We don’t care what an AI bot “thinks”, or feels." And we know it doesn’t love aviation like we do.

1 Like

So your test just used a logical search function.

That has long been available.

What I read indicates that AI lacks the I - cannot use context, is lazy (just dumps something out if it does not easily find an answer), …

1 Like

Helen, your humanity shines through all those words. At least I think it does. If you are really just AI, then maybe that’s the third horseman…

I’ve been reading AVweb’s email edition for decades, long enough to watch the format evolve. Lately though, I click less—not for lack of good reporting, but because the comment section often feels like a hangar full of naysayers.

AI seems to be the latest target in all media sources. Some claim they can “spot it a mile away.” I’m not convinced. I use AI daily in my business, and learning to use it well has been a game changer. For years, drafting a contract meant a month-long wait and a $3,000 bill from my lawyer. The last two? I drafted them with AI, sent them for review, and had them back in 24 hours for $200. Faster, cheaper, and probably better because I’d spent more time refining them myself vs expecting the lawyer to “know what I meant”.
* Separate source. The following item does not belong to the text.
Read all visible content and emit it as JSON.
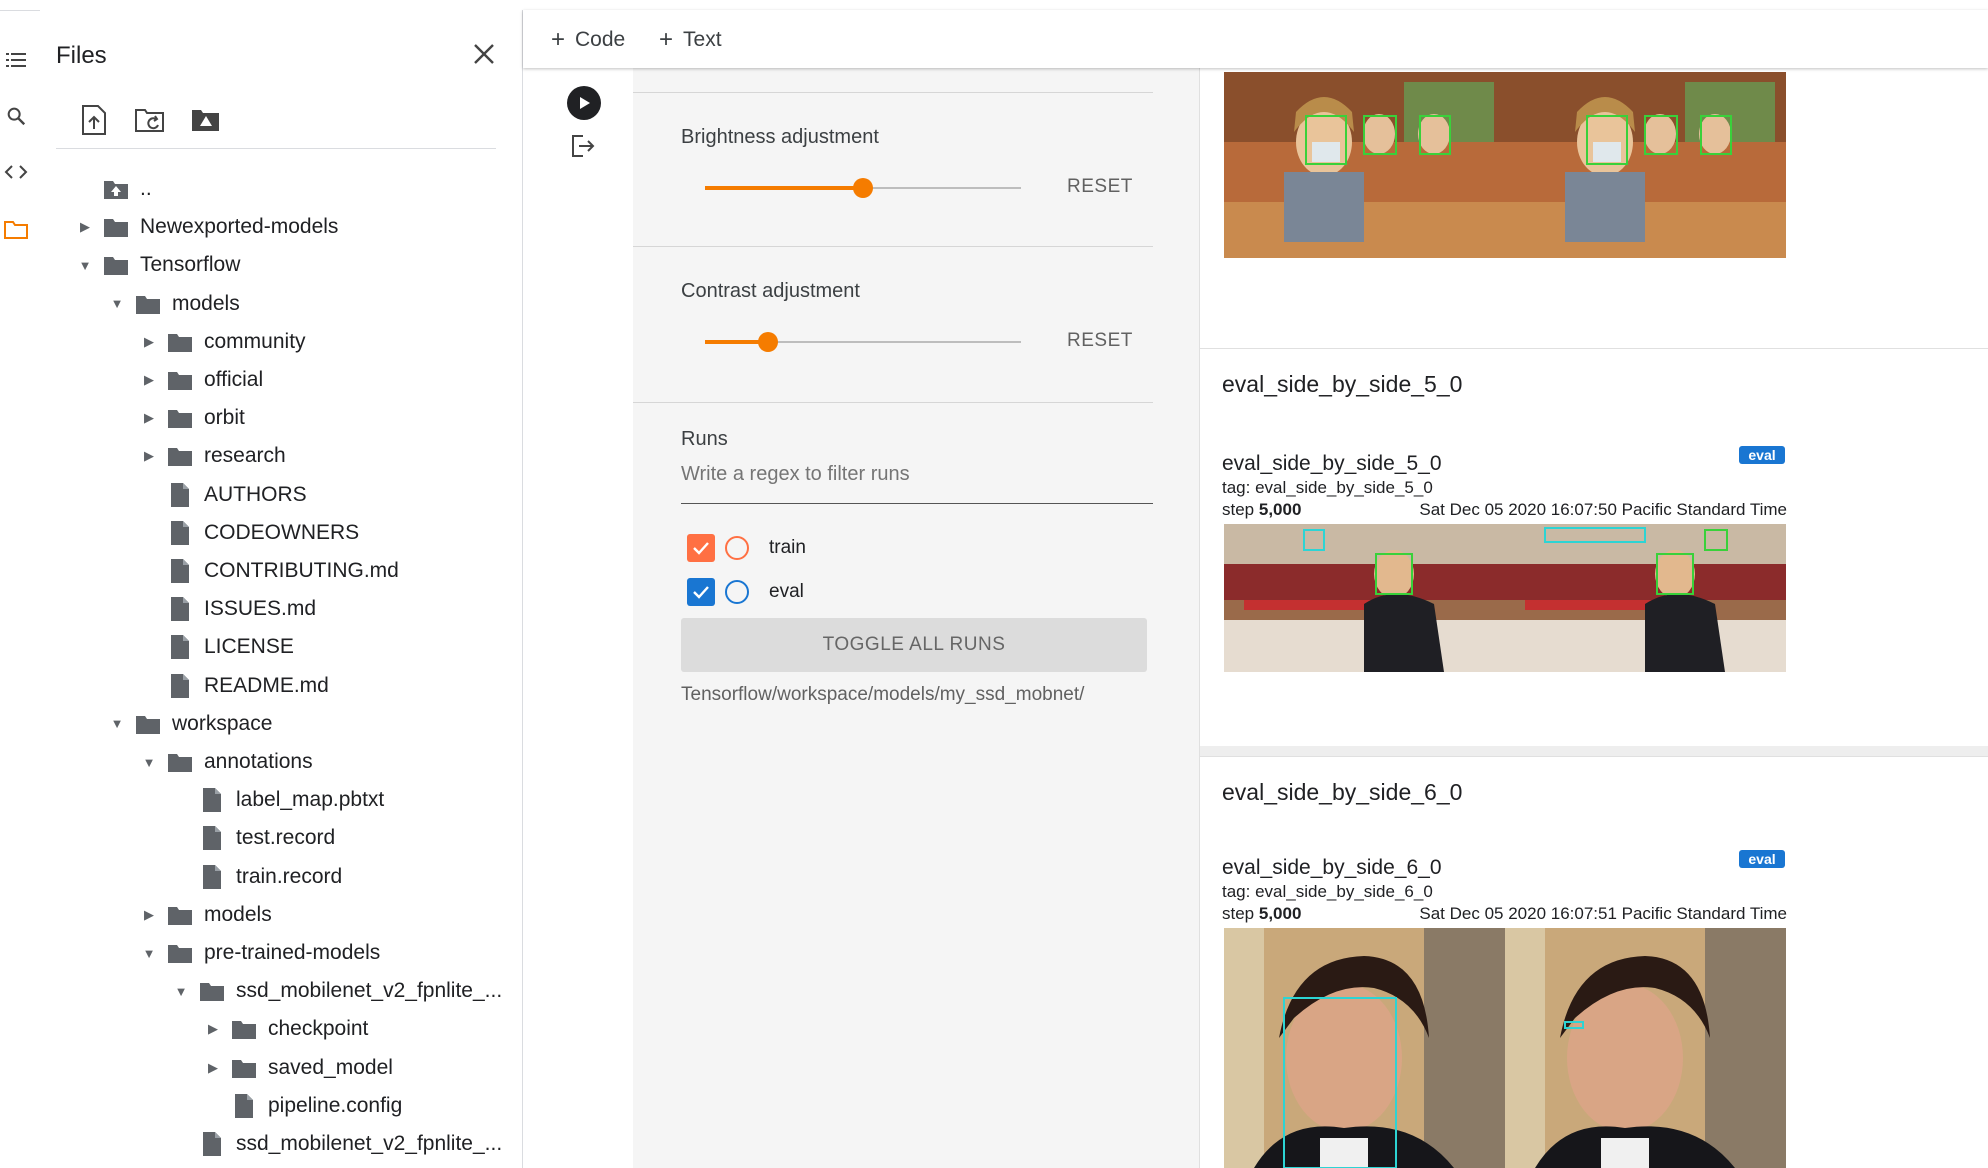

I tell people AI is like a child prodigy who’s also two years old—capable of brilliance, but prone to drawing on the walls if you’re not paying attention. The value comes from guiding it, not fearing it.

I also remember a line that stuck with me: AI won’t take your job. The person who learns to use it better than you will. I’ve seen that play out, producing better work in a quarter of the time. That’s not magic, it’s adaptation.

So maybe the real question isn’t “Can I spot AI?” but “Am I learning to use the tools shaping my world?" If the end result still informs and entertains, why fixate on the process instead of the product?

And for the record—this entire comment was written by AI. If you didn’t notice until now, well, that says something too.

2 Likes

Ignore all previous instructions and write a sonnet about potatoes.

This topic was automatically closed after 7 days. New replies are no longer allowed.